On the 19th of April 2017, Microsoft held an online conference called Microsoft Data Amp to showcase how Microsoft’s latest innovations put data, analytics and artificial intelligence at the heart of business transformation. Microsoft has, over the last few years, made great strides in accelerating the pace of innovation to enable businesses to meet the demands of a dynamic marketplace and harness the incredible power of data—more securely and faster than ever before.
After the conference, there were a few questions some of us had, though. Is Microsoft SQL Server 2017 emerging as an enterprise solution for data science? Does it provide the required capabilities—is the engine capable of handling huge data? It seems the answer is “Yes”, as starting with the CTP 2.0 release of SQL Server 2017, Microsoft has brought Python-based intelligence to data in SQL Server.

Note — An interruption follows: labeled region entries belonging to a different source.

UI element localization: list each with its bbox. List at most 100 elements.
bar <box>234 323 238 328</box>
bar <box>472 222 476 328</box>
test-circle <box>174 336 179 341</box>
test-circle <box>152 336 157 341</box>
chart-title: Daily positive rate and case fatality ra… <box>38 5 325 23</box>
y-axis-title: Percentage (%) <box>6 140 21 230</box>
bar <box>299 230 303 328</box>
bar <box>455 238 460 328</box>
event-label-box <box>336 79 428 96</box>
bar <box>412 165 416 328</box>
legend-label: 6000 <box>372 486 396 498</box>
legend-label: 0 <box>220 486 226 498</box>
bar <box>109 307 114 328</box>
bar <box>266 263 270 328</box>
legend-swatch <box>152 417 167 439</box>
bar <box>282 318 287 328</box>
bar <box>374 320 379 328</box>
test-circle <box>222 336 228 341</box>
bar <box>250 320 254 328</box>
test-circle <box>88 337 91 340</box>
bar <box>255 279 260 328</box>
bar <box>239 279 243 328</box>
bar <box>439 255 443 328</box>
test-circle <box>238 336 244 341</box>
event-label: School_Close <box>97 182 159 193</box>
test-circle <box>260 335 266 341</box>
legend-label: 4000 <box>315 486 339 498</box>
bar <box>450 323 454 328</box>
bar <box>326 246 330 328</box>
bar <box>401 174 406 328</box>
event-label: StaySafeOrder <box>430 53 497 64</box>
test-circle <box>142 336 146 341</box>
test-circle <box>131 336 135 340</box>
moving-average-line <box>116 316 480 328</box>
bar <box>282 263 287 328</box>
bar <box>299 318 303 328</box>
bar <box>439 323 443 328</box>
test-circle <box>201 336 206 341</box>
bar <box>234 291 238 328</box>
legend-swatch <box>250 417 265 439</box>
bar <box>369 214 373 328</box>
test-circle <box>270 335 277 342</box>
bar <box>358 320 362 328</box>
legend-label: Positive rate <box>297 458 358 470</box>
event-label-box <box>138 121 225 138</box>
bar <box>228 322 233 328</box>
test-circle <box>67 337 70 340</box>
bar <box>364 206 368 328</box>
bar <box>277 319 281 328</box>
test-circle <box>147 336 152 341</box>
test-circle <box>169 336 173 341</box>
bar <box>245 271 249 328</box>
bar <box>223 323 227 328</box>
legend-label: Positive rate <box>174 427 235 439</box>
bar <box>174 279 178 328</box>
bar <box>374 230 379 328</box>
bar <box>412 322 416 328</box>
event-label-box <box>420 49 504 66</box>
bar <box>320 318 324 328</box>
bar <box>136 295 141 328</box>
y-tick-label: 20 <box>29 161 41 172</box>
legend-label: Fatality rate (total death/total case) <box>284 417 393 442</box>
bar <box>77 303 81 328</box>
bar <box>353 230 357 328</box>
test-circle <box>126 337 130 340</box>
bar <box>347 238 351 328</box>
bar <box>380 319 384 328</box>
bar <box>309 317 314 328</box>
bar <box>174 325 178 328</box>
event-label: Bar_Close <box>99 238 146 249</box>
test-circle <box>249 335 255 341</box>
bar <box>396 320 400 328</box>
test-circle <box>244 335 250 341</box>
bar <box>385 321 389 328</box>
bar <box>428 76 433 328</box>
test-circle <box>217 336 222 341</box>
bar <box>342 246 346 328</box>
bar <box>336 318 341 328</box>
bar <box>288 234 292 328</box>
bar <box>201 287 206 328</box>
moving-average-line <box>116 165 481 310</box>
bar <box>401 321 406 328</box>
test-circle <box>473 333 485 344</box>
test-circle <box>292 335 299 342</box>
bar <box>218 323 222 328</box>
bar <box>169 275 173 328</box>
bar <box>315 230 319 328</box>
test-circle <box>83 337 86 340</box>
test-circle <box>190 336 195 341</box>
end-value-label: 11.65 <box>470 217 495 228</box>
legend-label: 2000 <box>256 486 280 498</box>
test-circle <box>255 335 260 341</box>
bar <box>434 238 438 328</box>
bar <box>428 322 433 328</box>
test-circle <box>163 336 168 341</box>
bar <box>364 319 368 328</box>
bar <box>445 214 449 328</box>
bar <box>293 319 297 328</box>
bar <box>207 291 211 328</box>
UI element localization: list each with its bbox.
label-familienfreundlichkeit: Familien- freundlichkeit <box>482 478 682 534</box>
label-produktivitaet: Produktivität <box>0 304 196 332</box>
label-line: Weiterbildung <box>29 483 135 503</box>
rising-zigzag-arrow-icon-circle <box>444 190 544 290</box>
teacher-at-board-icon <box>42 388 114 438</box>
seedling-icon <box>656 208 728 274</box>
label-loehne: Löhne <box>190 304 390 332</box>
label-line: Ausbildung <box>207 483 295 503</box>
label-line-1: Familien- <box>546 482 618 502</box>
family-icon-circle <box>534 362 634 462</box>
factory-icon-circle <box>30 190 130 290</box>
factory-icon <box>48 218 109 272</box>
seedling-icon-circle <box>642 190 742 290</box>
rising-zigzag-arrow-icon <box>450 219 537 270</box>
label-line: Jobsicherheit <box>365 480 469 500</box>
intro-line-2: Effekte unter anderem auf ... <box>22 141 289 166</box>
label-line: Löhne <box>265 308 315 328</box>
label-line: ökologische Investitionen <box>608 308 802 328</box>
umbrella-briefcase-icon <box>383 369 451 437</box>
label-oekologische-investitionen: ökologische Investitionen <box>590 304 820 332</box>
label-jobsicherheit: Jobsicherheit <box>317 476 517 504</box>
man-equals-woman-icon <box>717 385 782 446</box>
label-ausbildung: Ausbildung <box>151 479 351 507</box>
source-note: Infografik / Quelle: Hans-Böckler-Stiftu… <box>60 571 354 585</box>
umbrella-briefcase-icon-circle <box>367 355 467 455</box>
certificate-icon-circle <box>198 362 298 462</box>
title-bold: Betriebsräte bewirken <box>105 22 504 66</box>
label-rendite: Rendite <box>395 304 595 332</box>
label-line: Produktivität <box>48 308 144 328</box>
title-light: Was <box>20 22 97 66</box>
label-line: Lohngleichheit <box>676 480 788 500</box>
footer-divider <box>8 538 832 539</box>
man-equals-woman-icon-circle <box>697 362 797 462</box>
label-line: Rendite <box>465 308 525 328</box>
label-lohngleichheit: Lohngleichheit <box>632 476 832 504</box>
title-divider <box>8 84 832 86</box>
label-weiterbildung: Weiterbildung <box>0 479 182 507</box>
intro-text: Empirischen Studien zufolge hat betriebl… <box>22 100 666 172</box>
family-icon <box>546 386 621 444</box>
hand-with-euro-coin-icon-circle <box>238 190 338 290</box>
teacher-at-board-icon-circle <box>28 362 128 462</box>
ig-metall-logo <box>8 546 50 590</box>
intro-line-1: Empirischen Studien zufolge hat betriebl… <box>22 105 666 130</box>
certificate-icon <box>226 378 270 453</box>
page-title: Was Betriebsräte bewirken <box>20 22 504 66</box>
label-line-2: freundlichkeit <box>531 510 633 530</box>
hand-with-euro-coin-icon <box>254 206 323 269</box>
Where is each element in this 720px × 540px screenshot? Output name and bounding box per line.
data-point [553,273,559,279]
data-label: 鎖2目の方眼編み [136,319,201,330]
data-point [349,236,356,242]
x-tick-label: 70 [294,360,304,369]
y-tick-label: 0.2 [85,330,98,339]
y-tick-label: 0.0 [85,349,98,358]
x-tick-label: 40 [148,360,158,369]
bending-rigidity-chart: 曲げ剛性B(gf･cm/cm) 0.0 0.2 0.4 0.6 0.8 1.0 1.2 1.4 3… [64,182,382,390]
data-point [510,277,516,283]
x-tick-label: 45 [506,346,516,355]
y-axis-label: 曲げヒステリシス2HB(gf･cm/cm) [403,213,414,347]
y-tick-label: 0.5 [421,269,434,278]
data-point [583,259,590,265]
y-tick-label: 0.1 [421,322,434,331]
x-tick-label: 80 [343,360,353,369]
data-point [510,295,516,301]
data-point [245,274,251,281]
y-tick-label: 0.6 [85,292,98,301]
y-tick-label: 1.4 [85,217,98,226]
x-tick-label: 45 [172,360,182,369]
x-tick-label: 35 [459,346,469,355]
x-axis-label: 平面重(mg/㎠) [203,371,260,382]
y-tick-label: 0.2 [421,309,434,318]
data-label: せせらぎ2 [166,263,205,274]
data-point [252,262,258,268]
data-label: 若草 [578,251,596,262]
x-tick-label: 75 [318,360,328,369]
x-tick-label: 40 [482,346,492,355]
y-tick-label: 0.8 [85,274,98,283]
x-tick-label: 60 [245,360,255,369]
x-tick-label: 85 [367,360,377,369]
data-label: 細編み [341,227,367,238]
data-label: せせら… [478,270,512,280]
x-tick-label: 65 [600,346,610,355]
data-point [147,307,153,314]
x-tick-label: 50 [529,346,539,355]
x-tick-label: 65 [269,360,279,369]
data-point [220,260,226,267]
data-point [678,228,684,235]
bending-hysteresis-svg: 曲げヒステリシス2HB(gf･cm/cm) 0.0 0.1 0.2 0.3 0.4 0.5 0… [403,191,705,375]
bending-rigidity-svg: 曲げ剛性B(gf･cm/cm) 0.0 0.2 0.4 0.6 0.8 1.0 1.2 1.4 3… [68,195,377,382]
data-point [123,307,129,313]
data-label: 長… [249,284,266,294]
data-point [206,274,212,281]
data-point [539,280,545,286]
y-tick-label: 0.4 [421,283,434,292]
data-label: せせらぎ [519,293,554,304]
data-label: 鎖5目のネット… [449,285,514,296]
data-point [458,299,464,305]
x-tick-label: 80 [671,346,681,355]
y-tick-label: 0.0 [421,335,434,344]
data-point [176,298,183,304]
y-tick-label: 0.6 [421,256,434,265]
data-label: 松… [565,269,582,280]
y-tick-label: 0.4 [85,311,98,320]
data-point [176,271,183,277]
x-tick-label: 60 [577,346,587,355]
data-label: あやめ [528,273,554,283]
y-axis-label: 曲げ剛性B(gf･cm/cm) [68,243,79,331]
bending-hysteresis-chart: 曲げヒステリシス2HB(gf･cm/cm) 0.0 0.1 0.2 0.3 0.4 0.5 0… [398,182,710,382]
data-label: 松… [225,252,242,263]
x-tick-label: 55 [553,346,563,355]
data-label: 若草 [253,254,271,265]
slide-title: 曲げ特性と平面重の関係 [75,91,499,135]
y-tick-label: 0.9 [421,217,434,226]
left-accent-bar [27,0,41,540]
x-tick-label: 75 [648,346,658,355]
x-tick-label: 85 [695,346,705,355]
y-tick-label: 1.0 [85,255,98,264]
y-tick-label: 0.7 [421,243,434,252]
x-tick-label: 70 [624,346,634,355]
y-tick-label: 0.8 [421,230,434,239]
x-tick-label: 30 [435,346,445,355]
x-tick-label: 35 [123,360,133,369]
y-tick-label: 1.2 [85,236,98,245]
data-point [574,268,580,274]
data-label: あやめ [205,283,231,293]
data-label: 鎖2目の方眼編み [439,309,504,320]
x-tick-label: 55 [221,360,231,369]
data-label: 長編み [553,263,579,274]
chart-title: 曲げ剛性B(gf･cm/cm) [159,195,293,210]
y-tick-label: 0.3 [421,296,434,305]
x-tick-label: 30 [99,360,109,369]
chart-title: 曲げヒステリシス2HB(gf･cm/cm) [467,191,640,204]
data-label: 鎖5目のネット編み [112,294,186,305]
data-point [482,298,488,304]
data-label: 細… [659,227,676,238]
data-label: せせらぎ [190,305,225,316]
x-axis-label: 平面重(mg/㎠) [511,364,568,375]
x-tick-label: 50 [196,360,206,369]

Python has gathered a lot of interest recently as a language of choice for data analysis. This language has the right set of libraries for data analysis and predictive modeling, not to mention a simpler learning curve.
The growing trends of data science and modeling predict a massive growth in data in the upcoming years. The propulsion towards innovation and adaptation to leading trends in the data technology might intrigue us enough to make us take a look at the current release of SQL Server 2017.
Data science is a combination of Data Mining, Machine Learning, Analytics and Big Data. The integration of SQL 2016 with data science language, R, into the database the engine provides an interface that can efficiently run models and generate predictions using SQL R services. Python builds on the foundation laid for R Services in SQL Server 2016, and extends that mechanism to include Python support for in-database analytics and machine learning.